I didn’t even tell him how painful it was for the three months we broke up with him. I’m that
He must have been vividly feeling the emotions he felt while giving up. misshapen imprint
No, but through the imprint between the two of us. All of that must have been conveyed to Jeong Se-jin.
all.
‘… … ‘That’s what you thought.’
He didn’t fall asleep until my whole story was over, and at the end he muttered:
all. Even though I omitted unnecessary parts, quite a long time passed when I kept my mouth shut.
There was. While we were quietly exchanging glances, another light sentiment flowed from his mouth.
came out
‘You look stupid. Both of us.’
Yeah, that was really stupid. Even if I go back to the past again, I make the same choice
I will repeat this.
‘So you broke up with me and tried to kill me?’
There was no need to answer that.
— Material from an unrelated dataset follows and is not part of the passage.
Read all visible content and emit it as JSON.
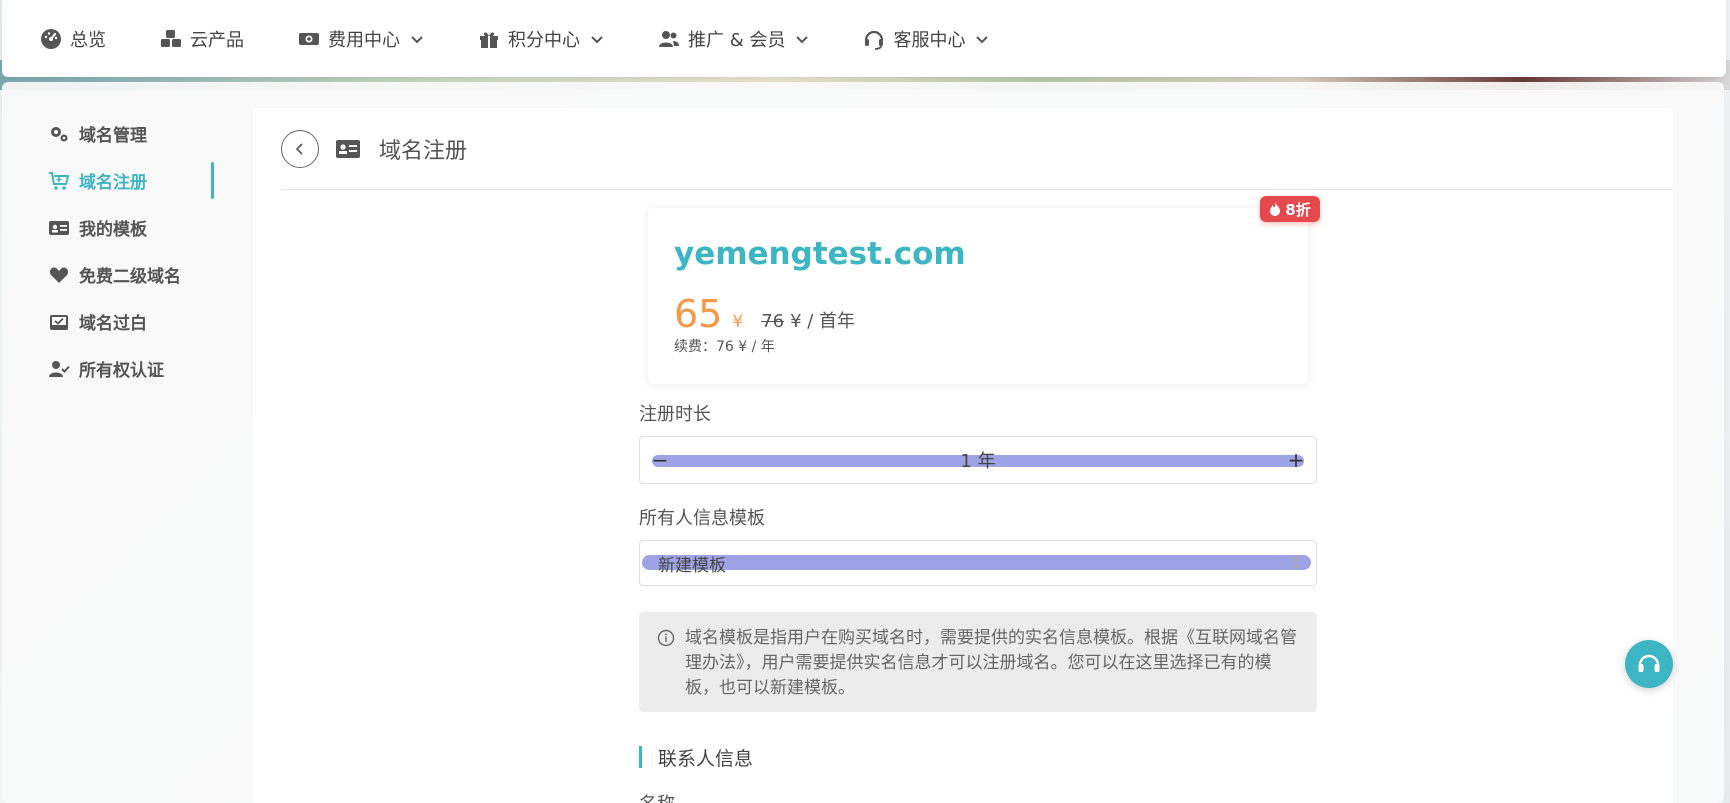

The day I cried uncontrollably in front of him, I cried with my mouth.
I confessed everything. Knowing that fact, he must have laughed and muttered as well.
‘Sometimes I see you as reckless… … .’
They provided all the stepping stones, but there was no way for me to break away. When I came to my senses, I saw a swamp
I was falling into the water, but there was nothing around to catch. you scare me again
I couldn’t even appear in front of you because I wasn’t confident that I would see you in a panic.
Even if something broke somewhere, it was clearly broken. I’m so broken I’ll never have to go again
I thought I might not be able to hit it. I sleep in the perfume you used every night
I also secretly hoped that I wouldn’t have to open my eyes tomorrow.
So, I planned to leave you and die at the right time. When I give up on you
Because my life had to be included as well. After I die like that, I turn back time again
Turn it on and maybe I can get to you.